Dario Ferrara
Il condannato ha più tempo per pagare alla parte civile il risarcimento cui è subordinata la condizionale. Se infatti il termine non risulta fissato nella sentenza, né indicato dal giudice dell’impugnazione o da quello dell’esecuzione, il d-day non coincide con il passaggio in giudicato della condanna, ma con il termine della sospensione, vale a dire i due o i cinque anni previsti dall’articolo 163 Cp a seconda se si tratta di condanna per un reato contravvenzionale o per un delitto. Lo stabiliscono le Sezioni unite penali della Cassazione con la sentenza 37503/22, pubblicata il 5 ottobre, che mette fine a un contrasto nella giurisprudenza di legittimità.
Istanza necessaria
È accolto il primo motivo del ricorso proposto dal condannato: sbaglia il giudice dell’esecuzione ad accogliere l’istanza di revoca della sospensione condizionale della pena avanzata dal pubblico ministero su sollecitazione della parte civile. Ciò perché nella sentenza ormai irrevocabile di primo grado manca la fissazione del termine ex articolo 165, sesto comma, Cp: il giudice considera il reo inadempiente ritenendo che la scadenza per provvedere al risarcimento coincida con la data di irrevocabilità della condanna. E lo decide sul rilievo che si tratterebbe di un’obbligazione pecuniaria immediatamente dal creditore, dunque dalla parte civile.
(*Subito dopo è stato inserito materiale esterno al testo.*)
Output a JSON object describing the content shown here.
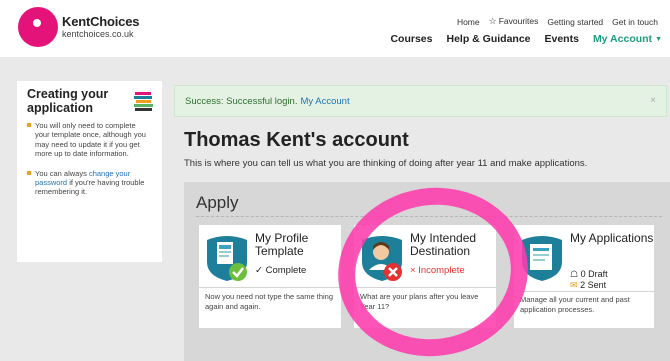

La Suprema corte cassa senza rinvio: gli atti sono trasmessi al pm affinché chieda al giudice dell’esecuzione di fissare il termine per il pagamento.
Dato letterale
Non convince il collegio esteso l’interpretazione secondo cui, se il giudice della cognizione non fissa la scadenza per il pagamento del risarcimento, l’inadempimento si concretizzerebbe nel momento in cui passa in giudicato la sentenza che subordina la sospensione della pena al versamento della somma liquidata a titolo di danni per la parte civile: così facendo si svaluta la lettera della legge penale laddove richiede in modo esplicito che sia stabilito un termine diverso da quello iniziale entro cui il condannato deve onorare la prestazione.
Fatto illecito
Anche sul piano civilistico deve essere assicurato al debitore un termine congruo per adempiere: l’immediata esigibilità ex articolo 1183, primo comma, Cc non esclude che una scadenza, per quanto ridotta, debba essere concessa dal creditore, fermo restando il risarcimento del danno per il ritardo nell’adempimento; il tutto indipendentemente dalle eccezioni di cui al secondo comma della disposizione e dalla circostanza che non sia necessaria alcuna intimazione e messa in mora, dal momento che si tratta di un’obbligazione che deriva da un fatto illecito.